Letztendlich hatten beide Diskussionen keinen Einfluss auf die Entscheidung, das Wappen der UdSSR durch einen Dreizack zu ersetzen, und das Denkmal wurde bis zum Unabhängigkeitstag renoviert. 70 % der ukrainischen Bevölkerung sahen in der Ukrainisierung des Denkmals einen wichtigen Schritt im Kampf der Ukraine um Freiheit und den Bruch mit der sowjetischen Vergangenheit. In Zukunft wird das Mutterland-Denkmal mit dem Dreizack das Image der Ukraine als Verteidigerin nur stärken.


Gleichzeitig scheint die Neuinterpretation eines wichtigen Erinnerungsortes kein ausreichendes Argument für finanzielle Aufwendungen während des Krieges zu sein. 67 % der Ukrainer, die der Meinung sind, dass die Ersetzung des Wappens der UdSSR durch einen Dreizack auf dem Denkmal den Bruch der Ukraine mit der sowjetischen Vergangenheit symbolisiert, stimmen zu, dass es angemessener wäre, das Geld für die Unterstützung der Armee zu verwenden und das Wappen irgendwann in der Zukunft zu ersetzen.

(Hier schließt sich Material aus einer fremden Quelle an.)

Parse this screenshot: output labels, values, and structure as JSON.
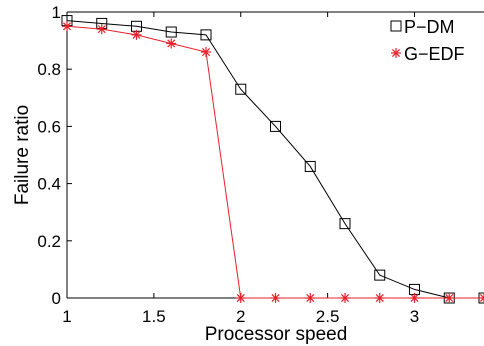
{
  "chart_data": {
    "type": "line",
    "xlabel": "Processor speed",
    "ylabel": "Failure ratio",
    "xlim": [
      1,
      3.4
    ],
    "ylim": [
      0,
      1
    ],
    "x_ticks": [
      "1",
      "1.5",
      "2",
      "2.5",
      "3"
    ],
    "y_ticks": [
      "0",
      "0.2",
      "0.4",
      "0.6",
      "0.8",
      "1"
    ],
    "x_tick_values": [
      1,
      1.5,
      2,
      2.5,
      3
    ],
    "y_tick_values": [
      0,
      0.2,
      0.4,
      0.6,
      0.8,
      1
    ],
    "grid": false,
    "legend_position": "top-right",
    "series": [
      {
        "name": "P−DM",
        "color": "#000000",
        "marker": "square",
        "x": [
          1.0,
          1.2,
          1.4,
          1.6,
          1.8,
          2.0,
          2.2,
          2.4,
          2.6,
          2.8,
          3.0,
          3.2,
          3.4
        ],
        "y": [
          0.97,
          0.96,
          0.95,
          0.93,
          0.92,
          0.73,
          0.6,
          0.46,
          0.26,
          0.08,
          0.03,
          0.0,
          0.0
        ]
      },
      {
        "name": "G−EDF",
        "color": "#e8202a",
        "marker": "asterisk",
        "x": [
          1.0,
          1.2,
          1.4,
          1.6,
          1.8,
          2.0,
          2.2,
          2.4,
          2.6,
          2.8,
          3.0,
          3.2,
          3.4
        ],
        "y": [
          0.95,
          0.94,
          0.92,
          0.89,
          0.86,
          0.0,
          0.0,
          0.0,
          0.0,
          0.0,
          0.0,
          0.0,
          0.0
        ]
      }
    ]
  }
}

Fall zwei: Das Nationalmuseum des Holodomor-Völkermordes


Parallel zur Ersetzung des Wappens der UdSSR auf dem Mutterland-Denkmal diskutiert die ukrainische Gesellschaft über einen anderen wichtigen Ort des Gedenkens, das Nationalmuseum des Holodomor-Völkermords in Kyiv. 


Im Juli beschloss die Werchowna Rada, Mittel für die Fertigstellung des Museums bereitzustellen. Wie im Falle des Mutterland-Denkmals sprachen sich einige Bürger gegen die Finanzierung des Wiederaufbaus aus, da sie es vorzogen, dass das Geld für die Armee verwendet wird. Die Gelder sollten aus dem Staatshaushalt kommen, aber einem Abgeordneten der Regierungspartei zufolge erhielt der Haushalt Mittel von internationalen Gebern und konnte daher nicht für militärische Zwecke verwendet werden.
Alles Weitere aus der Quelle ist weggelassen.